The course presents the theoretical background of Geostatistics. The main tools are introduced and their use in geological modeling is detailed. At the end of the training, participants will be able to:

  • Understand the main assumptions of classical geostatistical algorithms, with their pros and cons,
  • Have a critical point of view about probabilistic reservoir characterization projects,
  • Attend courses dedicated to advanced geostatistical topics.

Who should attend

Any geoscientist or reservoir engineer involved in the building or use of geomodels.

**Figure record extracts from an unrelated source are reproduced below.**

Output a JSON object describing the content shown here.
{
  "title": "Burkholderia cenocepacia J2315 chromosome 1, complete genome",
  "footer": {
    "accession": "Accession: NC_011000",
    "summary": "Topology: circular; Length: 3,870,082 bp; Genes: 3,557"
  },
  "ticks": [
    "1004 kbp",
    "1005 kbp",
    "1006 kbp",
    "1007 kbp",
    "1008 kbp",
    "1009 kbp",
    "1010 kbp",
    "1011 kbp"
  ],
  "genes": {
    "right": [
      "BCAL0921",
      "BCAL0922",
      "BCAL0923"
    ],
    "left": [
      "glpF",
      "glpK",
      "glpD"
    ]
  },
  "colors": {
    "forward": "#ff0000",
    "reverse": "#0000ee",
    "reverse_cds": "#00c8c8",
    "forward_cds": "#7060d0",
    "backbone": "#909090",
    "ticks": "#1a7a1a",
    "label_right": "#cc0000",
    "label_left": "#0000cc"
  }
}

No prior knowledge about geostatistics is required.

Course content

  • General overview of geostatistics for Oil & Gas applications:
  • Reminders about basic probability and statistics: distributions, mean, variance, correlation coefficient, linear regression, Monte-Carlo simulations.
  • Importance of data sampling, model resolution, scales.
  • The basic tool of geostatistics: quantifying spatial correlation with the variogram.
  • Model fitting, classical variogram models.
  • Interpolation of data: kriging theory. 2D-3D examples.
  • Factorial kriging and its applications for the removal of seismic noise/artifacts.
  • Multivariate geostatistical framework for regionalized variables (Model of coregionalization) and collocated cokriging. Application to property mapping.
  • Non stationary geostatistics and trend modelling: trends and residuals, kriging with external drift. Application to depth conversion and setup of the structural model.
  • Geostatistical simulations of continuous variables (surfaces, petrophysical variables): sequential Gaussian and turning bands.
  • Simulation post-processing.
  • Volumetrics (GRV, HCPV …). Spill point analysis.
  • Facies simulations: pixel-based approaches (SIS, PGS) and MPS, object based, process-based (Flumy) methods.